Como se leva uma estrela para o céu?

"O poeta é um fingidor. Finge tão completamente, que chega a fingir que é dor, a dor que deveras sente." (Fernando Pessoa) Tal como o poeta, também eu finjo, imagino, invento e crio com as minhas palavras...

sábado, março 31

Perdida...

Sentou-se num dos bancos que ficavam defronte do rio, um livro aberto no seu colo, os olhos perdidos na imensidão cinzenta à sua frente. Do outro lado das águas turvas, a margem sul, com os seus campos e estradas, prédios e pessoas com as suas vidas, completamente ignorantes da existência daquela rapariga de olhos postos no rio…
O Sol escondera-se por detrás de nuvens escuras e o vento frio e cortante revolteava-lhe os caracóis negros e fustigava-lhe as roupas. Não se importava. Com uma clareza desconcertante, achava que o dia se adequava ao seu estado de espírito… nublado, triste e sombrio…

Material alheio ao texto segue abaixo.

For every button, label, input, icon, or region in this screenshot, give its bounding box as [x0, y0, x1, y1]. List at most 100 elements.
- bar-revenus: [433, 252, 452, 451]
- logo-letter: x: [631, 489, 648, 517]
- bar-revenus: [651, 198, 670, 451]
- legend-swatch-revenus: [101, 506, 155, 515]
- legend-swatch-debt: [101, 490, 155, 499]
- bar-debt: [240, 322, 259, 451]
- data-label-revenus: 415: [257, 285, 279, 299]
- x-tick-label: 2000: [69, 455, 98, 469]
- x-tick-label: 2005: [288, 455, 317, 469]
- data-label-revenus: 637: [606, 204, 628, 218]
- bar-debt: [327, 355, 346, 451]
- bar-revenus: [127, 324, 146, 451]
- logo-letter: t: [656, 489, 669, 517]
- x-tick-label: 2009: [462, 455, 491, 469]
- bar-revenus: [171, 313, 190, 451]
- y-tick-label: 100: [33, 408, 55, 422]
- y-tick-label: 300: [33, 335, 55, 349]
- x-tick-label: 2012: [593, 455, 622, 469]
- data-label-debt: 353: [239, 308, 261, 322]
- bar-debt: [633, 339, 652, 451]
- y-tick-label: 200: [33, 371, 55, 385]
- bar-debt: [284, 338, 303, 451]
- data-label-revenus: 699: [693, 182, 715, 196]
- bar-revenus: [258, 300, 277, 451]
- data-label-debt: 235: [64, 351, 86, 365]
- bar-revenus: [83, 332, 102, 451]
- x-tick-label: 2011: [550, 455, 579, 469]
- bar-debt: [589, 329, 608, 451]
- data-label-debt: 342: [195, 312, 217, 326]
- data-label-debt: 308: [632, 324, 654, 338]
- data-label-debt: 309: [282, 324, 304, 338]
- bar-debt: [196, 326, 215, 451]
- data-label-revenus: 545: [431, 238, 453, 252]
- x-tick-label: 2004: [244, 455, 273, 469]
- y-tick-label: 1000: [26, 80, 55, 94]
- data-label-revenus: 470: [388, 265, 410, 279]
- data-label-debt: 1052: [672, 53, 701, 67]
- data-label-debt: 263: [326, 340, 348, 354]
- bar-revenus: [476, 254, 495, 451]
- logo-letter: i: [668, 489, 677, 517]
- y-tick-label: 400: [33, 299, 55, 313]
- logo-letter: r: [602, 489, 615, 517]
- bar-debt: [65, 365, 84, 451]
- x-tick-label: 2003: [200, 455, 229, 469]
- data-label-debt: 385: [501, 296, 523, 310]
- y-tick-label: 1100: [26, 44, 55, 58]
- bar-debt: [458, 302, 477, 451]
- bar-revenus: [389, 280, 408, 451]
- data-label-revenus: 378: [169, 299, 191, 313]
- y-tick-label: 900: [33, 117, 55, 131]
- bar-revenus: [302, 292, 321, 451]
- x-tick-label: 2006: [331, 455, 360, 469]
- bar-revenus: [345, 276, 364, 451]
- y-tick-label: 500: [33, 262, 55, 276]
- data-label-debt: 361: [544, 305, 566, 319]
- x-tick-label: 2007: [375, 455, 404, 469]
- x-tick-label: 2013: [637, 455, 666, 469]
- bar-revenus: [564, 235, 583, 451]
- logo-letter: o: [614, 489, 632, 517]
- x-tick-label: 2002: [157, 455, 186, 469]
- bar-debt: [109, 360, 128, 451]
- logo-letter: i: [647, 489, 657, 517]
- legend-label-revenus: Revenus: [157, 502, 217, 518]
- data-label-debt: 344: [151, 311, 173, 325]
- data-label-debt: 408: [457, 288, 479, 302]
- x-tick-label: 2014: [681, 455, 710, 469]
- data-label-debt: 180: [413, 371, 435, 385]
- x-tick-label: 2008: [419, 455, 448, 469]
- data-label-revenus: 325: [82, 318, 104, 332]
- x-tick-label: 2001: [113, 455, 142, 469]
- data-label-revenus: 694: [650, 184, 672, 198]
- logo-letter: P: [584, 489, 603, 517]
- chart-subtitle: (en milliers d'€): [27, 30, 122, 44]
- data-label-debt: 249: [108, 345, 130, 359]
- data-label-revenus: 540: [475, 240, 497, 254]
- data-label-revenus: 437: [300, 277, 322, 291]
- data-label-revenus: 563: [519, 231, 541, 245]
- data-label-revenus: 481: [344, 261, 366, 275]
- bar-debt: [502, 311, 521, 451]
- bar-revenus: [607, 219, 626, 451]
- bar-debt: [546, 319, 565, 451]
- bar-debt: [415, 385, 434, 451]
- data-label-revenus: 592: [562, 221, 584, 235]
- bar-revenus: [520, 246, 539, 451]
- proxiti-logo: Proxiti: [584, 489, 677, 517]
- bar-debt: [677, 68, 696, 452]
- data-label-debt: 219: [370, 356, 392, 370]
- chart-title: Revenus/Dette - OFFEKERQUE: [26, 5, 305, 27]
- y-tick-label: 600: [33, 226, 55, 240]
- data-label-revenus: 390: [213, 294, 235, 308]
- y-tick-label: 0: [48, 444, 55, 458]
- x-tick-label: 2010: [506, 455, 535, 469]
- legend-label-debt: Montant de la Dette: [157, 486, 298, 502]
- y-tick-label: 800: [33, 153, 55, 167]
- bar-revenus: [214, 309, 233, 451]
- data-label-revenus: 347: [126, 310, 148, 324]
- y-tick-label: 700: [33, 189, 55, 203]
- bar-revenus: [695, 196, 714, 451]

Baixou o olhar e tentou concentrar-se no livro que trouxera, mas as letras bailavam à sua frente sem que as compreendesse e depressa a sua atenção voou para longe. Sentia-se inquieta, vazia e cheia ao mesmo tempo, completamente incompleta… Perdera algo algures no caminho e não conseguia perceber o quê. Teria sido o seu sorriso? Não se conseguia sequer lembrar se alguma vez o tivera. Mesmo assim, deambulara em busca dele e chegara àquele banco sem saber muito bem como… Talvez fosse o destino a trazê-la ali, a fazê-la olhar para o outro lado do rio e a deixar o espaço ao seu lado livre… Talvez se ficasse muito quieta e esperasse, pacientemente… talvez… alguém viesse ocupar o banco ao seu lado e lhe trouxesse o sorriso de volta. Talvez aí o Sol voltasse a brilhar e ela já não se sentisse tão perdida...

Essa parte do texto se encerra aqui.